# NanoSplicer
A program for accurately identifying splice junctions using Oxford Nanopore sequencing data.
## Keywords:
Oxford Nanopore sequencing, Transcriptomics, Splice junctions
# Overview
NanoSplicer utilises the raw ouput from nanopore sequencing (measures of electrical current commonly known as squiggles) to improve the identification of splice junctions. Instead of identifying splice junctions by mapping basecalled reads, nanosplicer compares the squiggle from a read with the predicted squiggles of potential splice junctions to identify the best match and likely junction. Mapped nanopore reads are still required in order to identify the presence of splice junctions for downstream NanoSplicer analysis. See [You et al. (2021)][NanoSplicer-bioRxiv] for more description of the method.
The program contains 3 modules `JWR_checker.py`, `JWR_subset.py` and `NanoSplicer.py`, which need to be run in order to get the final result. The first and third modules are required. `JWR_subset.py` is optional but recommended and will significantly decrease the run time of `NanoSplicer.py`.

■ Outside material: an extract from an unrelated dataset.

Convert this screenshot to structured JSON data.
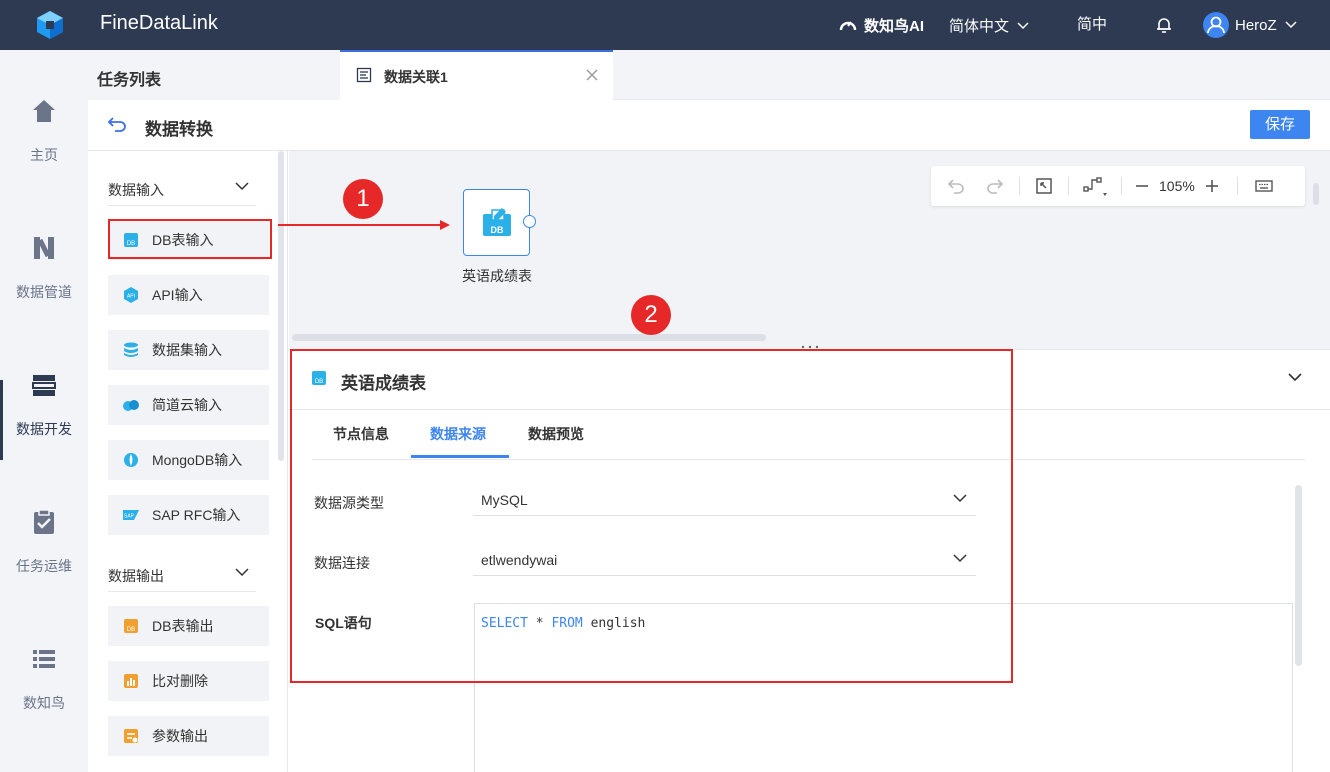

Some example input files can be found at `example/` to run all of the modules below. Example code is also available at `example/script.sh` (see `examples/README.md` for the expected output).
`JWR_checker.py`: Find junctions within reads (JWRs) from a spliced mapping result (BAM).
`JWR_subset.py`: Subset the result from JWR_checker. Based on our performance assessment, JWRs with high junction alignment quality (JAQ) are usually accurately mapped to their respective splice junctions. This module filters JWRs based on their JAQ, allowing selection of JWRs with lower JAQs that will most benefit from anlaysis with the NanoSplicer module. By default, `JWR_subset.py` selects JWRs with a junction alignment quality of less than 0.95.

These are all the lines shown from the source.